China's accession to the World Trade Organisation is a serious concern for India given that it is a member of three big trading blocs - the Asia Pacific Economic Co-operation, the East Asia Economic Co-operation and the Association of South-East Asian Nations.
India is not a member of any trade bloc.
According to Macrotrack, a monthly report published by the National Council of Applied Economic Research, the issue is relevant since intra-bloc exports as a ratio of world exports has increased from 74 per cent in 1990 to 86 per cent in 2000.
Moreover, with China's formal entry into the WTO, it would receive the most favoured nation treatment from the other members, which was a cause for alarm, Macrotrack pointed out.
It said the only advantage India had over China -of English-speaking professionals - was also getting fast eroded. Between 1980 and 2000, while India's trade openness increased about 50 per cent, China's surged 150 per cent.
Notwithstanding these concerns, India could gain significantly from trade with China, the report says.

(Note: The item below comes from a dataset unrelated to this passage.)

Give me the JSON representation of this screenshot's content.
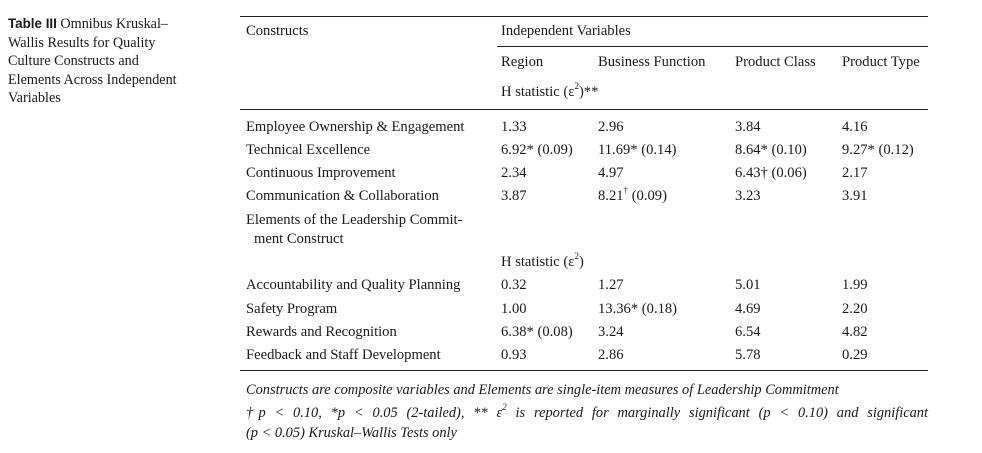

India more than doubled its exports to China to $947 million during January-March 2003 over the same period last year. Trade between the two countries climbed 78 per cent during the same period, Macrotrack said.
India is the cheapest steel producer in the world and China is one of the biggest importers of the product. Steel Authority of India Ltd plans to increase its exports to China in the current financial year.
Many other Indian companies have also lined up investments in the country. The reopening of the trade route through the Nathu La Pass in Sikkim will foster closer and stronger commercial ties between the two neighbours.
The main difference in the policies of the two most populous countries in the world is India has not fully exploited its manufacturing sector, which accounts for just 16 per cent of its gross domestic product, while China has developed into a major manufacturing hub, reaping economies of scale and offering world-class products at unbeatable prices.
The secondary sector contributes as much as 35 per cent to its GDP. China's manufacturing GDP per capita is $1,322, four times that of India's at $ 381.
In India, services contribute as much as 50 per cent to the GDP. However, the trickle-down effect of the phenomenal growth in services, led rather lopsidedly by software services, has not taken place.
Both countries stand to gain immensely if they synergise operations in the information technology sector.
China has a competitive advantage in hardware and India's software sector grown at an exponential rate of 30 per cent per annum in the last decade.
Prime Minister Atal Bihari Vajpayee's recent visit to China yielded an agreement on infotech but how it takes shape and who the beneficiaries will be remains to be seen.